Gould notes that when Kreitzer first showed him Lempicka’s paintings, “I heard music right away. Because there’s something about it that is so human and yet so scarily inhuman; this sense of a mask, a façade, is also so much what her work is about. Something about that tension, that juxtaposition, is what gives us a reason to sing, and to try to get underneath that façade and into the mind and soul of this incredible artist.”
For Kelly, Lempicka’s identity as a queer woman is key. “The show itself is so bombastically queer that being a part of it is thrilling,” he says. “And just that it’s a story about a woman; we don’t have enough of those, and it has been remarkable to me to think about how much time this woman spent living and working and fighting and loving — how much she did. It seems almost impossible that it’s a true story.”
Kelly notes that neither he nor Gould nor Chavkin had children when they began working on Lempicka, “and now we all do. I got married and divorced and now I have a kid, and all that’s happened in the time I’ve had this project. When you’re fully living life like that, when you’re really in it, you see its vastness, and I think that’s impacted the show as well.”

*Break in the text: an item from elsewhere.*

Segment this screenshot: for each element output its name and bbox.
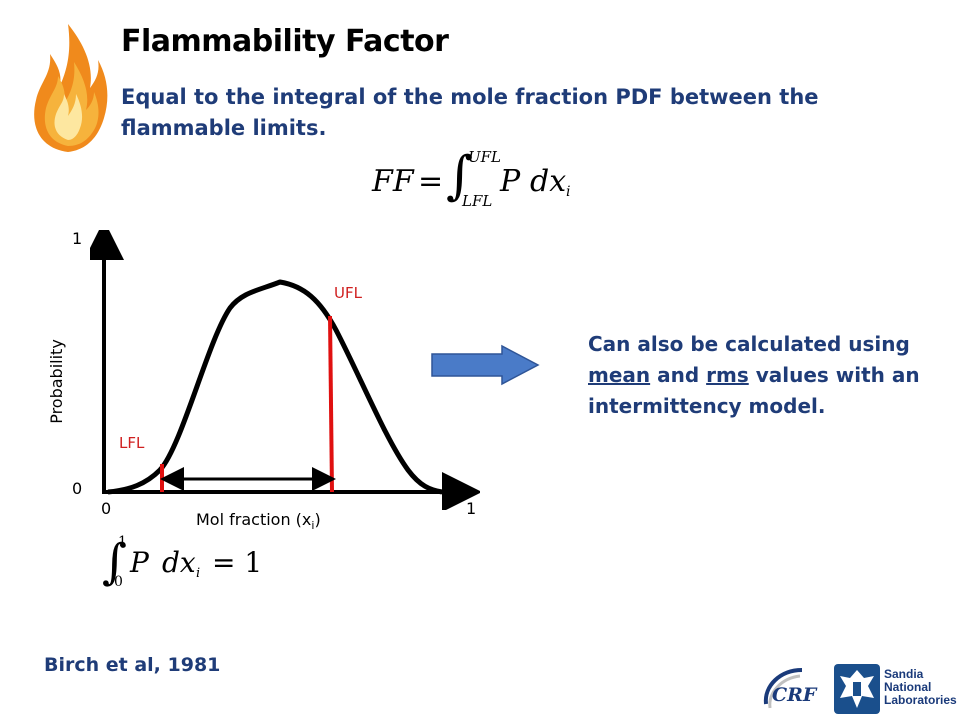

Chavkin notes that Tamara’s relationships with her husband, played by Andrew Samonky, and Rafaela are both depicted as “deeply rich — there’s an enormous amount of desire for everyone involved. … I know that this show makes me weep more than anything I’ve ever worked on. It hits me with every single character, with that deep recognition of ambition and loss and grief and desire, more than anything I’ve worked on.”
Gould uses the same b-word as Kelly, describing Lempicka as proof that a musical can be “bombastic and crazy and queer, and it can be about a woman or a space alien, but at the end of the day I think we’re all dying for something real. Carson and I wanted to give Tamara de Lempicka a show that she would have been proud of, and what I love about working with Raja and Rachel is that these are people who want to tell a real story. That’s what each of us is trying to get to, and all of our hearts are up there on stage.”